Seriez-vous prêts à recommencer ce montage ?Oui, même s’il n’est pas facile de monter un LBO. Cela exige de ses auteurs une gestion financière de l’entreprise très lourde s’ils occupent des fonctions opérationnelles au quotidien. Au final, je suis ravie que cette démarche financière nous ait permis de déployer chez Feeder notre vision stratégique et qualitative, sans l’aide de fonds de pension. 

 

Feeder référencera-t-il de nouvelles marques en 2010 ?Feeder cherche en permanence de jeunes entreprises, dans la sécurité notamment, que l’on peut promouvoir en France, et maintenant, en Europe du sud. La dernière en date est VDI, fournisseur dont les produits se marient bien avec ceux de Network Instrument.

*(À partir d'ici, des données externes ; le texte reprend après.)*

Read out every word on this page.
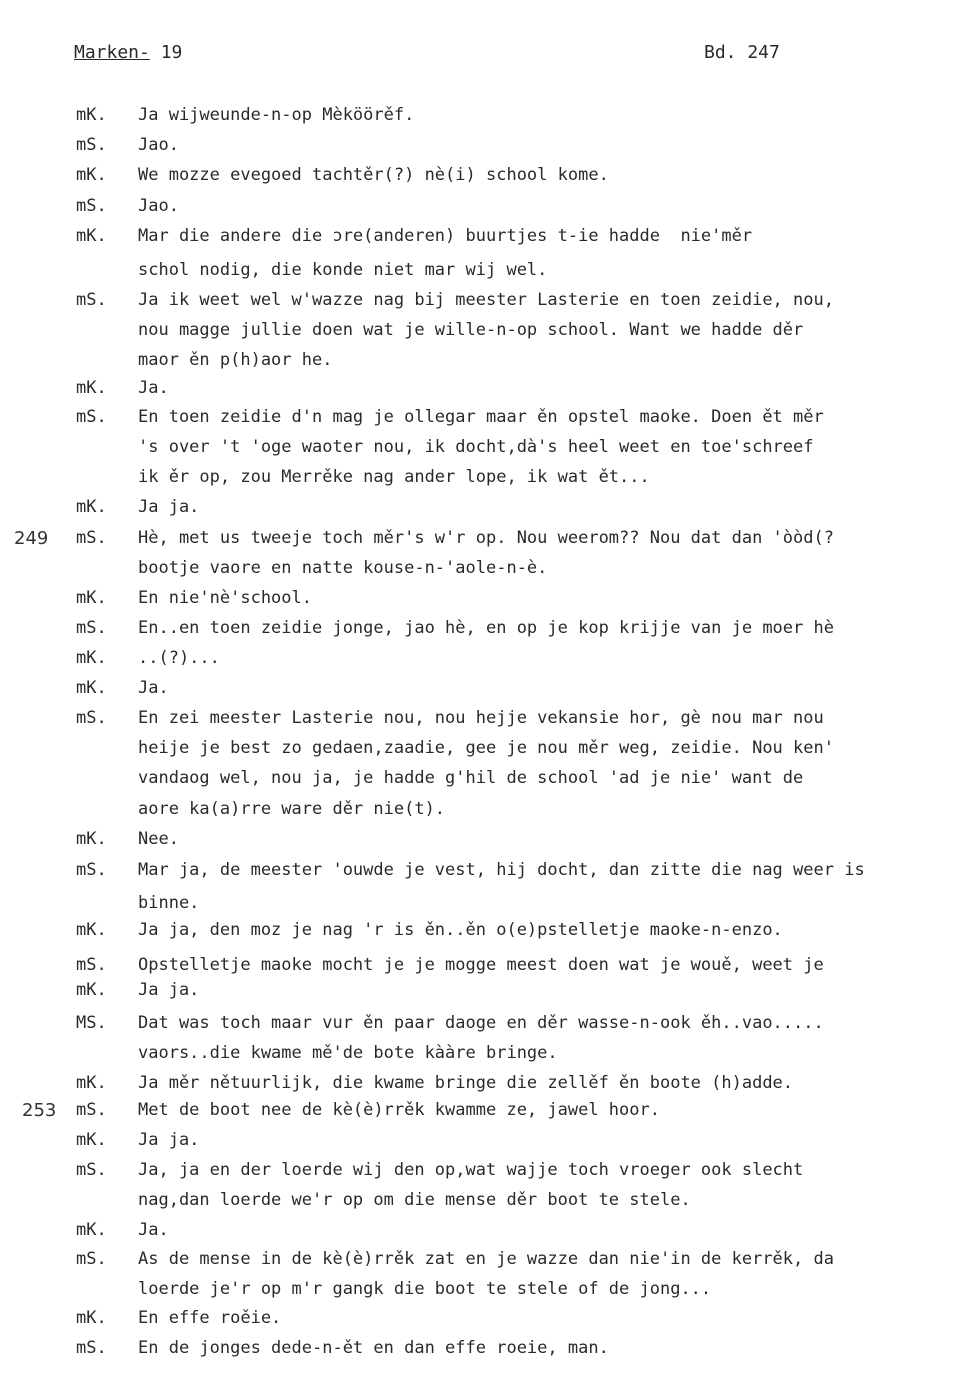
Marken- 19	Bd. 247
mK.	Ja wijweunde-n-op Mèköörěf.
mS.	Jao.
mK.	We mozze evegoed tachtěr(?) nè(i) school kome.
mS.	Jao.
mK.	Mar die andere die ɔre(anderen) buurtjes t-ie hadde  nie'měr
schol nodig, die konde niet mar wij wel.
mS.	Ja ik weet wel w'wazze nag bij meester Lasterie en toen zeidie, nou,
nou magge jullie doen wat je wille-n-op school. Want we hadde děr
maor ěn p(h)aor he.
mK.	Ja.
mS.	En toen zeidie d'n mag je ollegar maar ěn opstel maoke. Doen ět měr
's over 't 'oge waoter nou, ik docht,dà's heel weet en toe'schreef
ik ěr op, zou Merrěke nag ander lope, ik wat ět...
mK.	Ja ja.
249	mS.	Hè, met us tweeje toch měr's w'r op. Nou weerom?? Nou dat dan 'òòd(?
bootje vaore en natte kouse-n-'aole-n-è.
mK.	En nie'nè'school.
mS.	En..en toen zeidie jonge, jao hè, en op je kop krijje van je moer hè
mK.	..(?)...
mK.	Ja.
mS.	En zei meester Lasterie nou, nou hejje vekansie hor, gè nou mar nou
heije je best zo gedaen,zaadie, gee je nou měr weg, zeidie. Nou ken'
vandaog wel, nou ja, je hadde g'hil de school 'ad je nie' want de
aore ka(a)rre ware děr nie(t).
mK.	Nee.
mS.	Mar ja, de meester 'ouwde je vest, hij docht, dan zitte die nag weer is
binne.
mK.	Ja ja, den moz je nag 'r is ěn..ěn o(e)pstelletje maoke-n-enzo.
mS.	Opstelletje maoke mocht je je mogge meest doen wat je wouě, weet je
mK.	Ja ja.
MS.	Dat was toch maar vur ěn paar daoge en děr wasse-n-ook ěh..vao.....
vaors..die kwame mě'de bote kààre bringe.
mK.	Ja měr nětuurlijk, die kwame bringe die zellěf ěn boote (h)adde.
253	mS.	Met de boot nee de kè(è)rrěk kwamme ze, jawel hoor.
mK.	Ja ja.
mS.	Ja, ja en der loerde wij den op,wat wajje toch vroeger ook slecht
nag,dan loerde we'r op om die mense děr boot te stele.
mK.	Ja.
mS.	As de mense in de kè(è)rrěk zat en je wazze dan nie'in de kerrěk, da
loerde je'r op m'r gangk die boot te stele of de jong...
mK.	En effe roěie.
mS.	En de jonges dede-n-ět en dan effe roeie, man.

Il est important pour un Vad comme Feeder de disposer d’une pépinière de jeunes marques prometteuses. 

 

Quels sont vos projets pour votre filiale Frame ?Feeder a racheté Frame fin 2008. Dirigée par Christine Berthon, cette entreprise est spécialisée dans la gestion et l’intégration de logiciels, essentiellement dans les environnements Linux et IBM. Fram propose des contrats de distribution dédiée aux ISV. Il s’agit d’une activité complémentaire de celle de Feeder et nous implanterons cette marque dans tous les pays où Feeder ouvrira des bureaux.